The above table shows probabilities that our prediction falls in either of the classes. The model sets the threshold to be >0.5 by default any class, but if we want the model to be really sure about what it predicts, we can increase the threshold to say, >0.8, which means only if the probabilities are higher than 0.8 we will say it's that class, else it will be the other class. Every time we change threshold, the confusion matrix changes. 
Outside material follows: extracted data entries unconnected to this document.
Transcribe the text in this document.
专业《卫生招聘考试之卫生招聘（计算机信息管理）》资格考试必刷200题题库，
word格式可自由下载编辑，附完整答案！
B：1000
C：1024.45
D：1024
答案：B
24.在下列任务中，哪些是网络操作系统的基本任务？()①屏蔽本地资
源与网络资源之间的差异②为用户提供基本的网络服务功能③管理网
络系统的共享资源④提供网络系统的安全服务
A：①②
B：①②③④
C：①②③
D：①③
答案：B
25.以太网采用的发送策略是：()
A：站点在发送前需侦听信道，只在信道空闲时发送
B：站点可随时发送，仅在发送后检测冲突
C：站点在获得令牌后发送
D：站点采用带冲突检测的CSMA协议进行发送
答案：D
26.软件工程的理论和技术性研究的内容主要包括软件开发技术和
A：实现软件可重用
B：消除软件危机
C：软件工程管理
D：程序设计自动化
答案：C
The ROC AUC curves are built upon the same metrics we saw above, we simply perform a threshold sweep to cover all thresholds and get metric scores at all these thresholds to create a graph. 

In [41]:
thresh7 = pred["1"].apply(lambda x: 1 if x > 0.7 else 0)
thresh8 = pred["1"].apply(lambda x: 1 if x > 0.8 else 0)
new = pd.concat([pred, thresh7, thresh8], axis = 1)

In [44]:
new

Unnamed: 0,0,1,1.1,1.2
0,0.9996,0.0004,0,0
1,0.0,1.0,1,1
2,0.9601,0.0399,0,0
3,0.427,0.573,0,0
4,0.492,0.508,0,0
5,0.9994,0.0006,0,0
6,0.2357,0.7643,1,0
7,0.999,0.001,0,0
8,0.9994,0.0006,0,0
9,0.9897,0.0103,0,0


![](image2.png)

Now the AUROC curve or area under the receiver characteristic operator is a simple metric to tell how good the model is at discriminating between positive and negative cases given a random datapoint. Numerically AUROC lies between 0 to 1, with 1 being everything is correctly classified, 0 being all positives are classified as negatives and vice versa, and 0.5 being it is doing random classification. 

It is a plot between true positive rate (recall) and false positive rate. the curve in itself is made on various thresholds which aren't shown in the graph, and the score is also something which has to be calculated explicitely. going by this, you can see that the top left corner is the best classifier, but then why do we calculate the area? The area under the curve is an approximation of how well our model can discriminate the classes.  

![](image3.png)

With that definition, an AUROC of 80% means "80% of the time the model correctly discriminates between positive and negative classes than a random guess". How is this better than a accuracy score? or when should I use which metric? The following [article](https://neptune.ai/blog/f1-score-accuracy-roc-auc-pr-auc) explains it brilliantly.

TO summarise it very briefly, **accuracy** is good when there is very little to no imbalance in classes, **F1 score** is used when there is heavy imbalance in classes and you care only about the positive class, and **AUROC** curve is used when the imbalance is present but not very heavy, and you care about both positive and negative classes.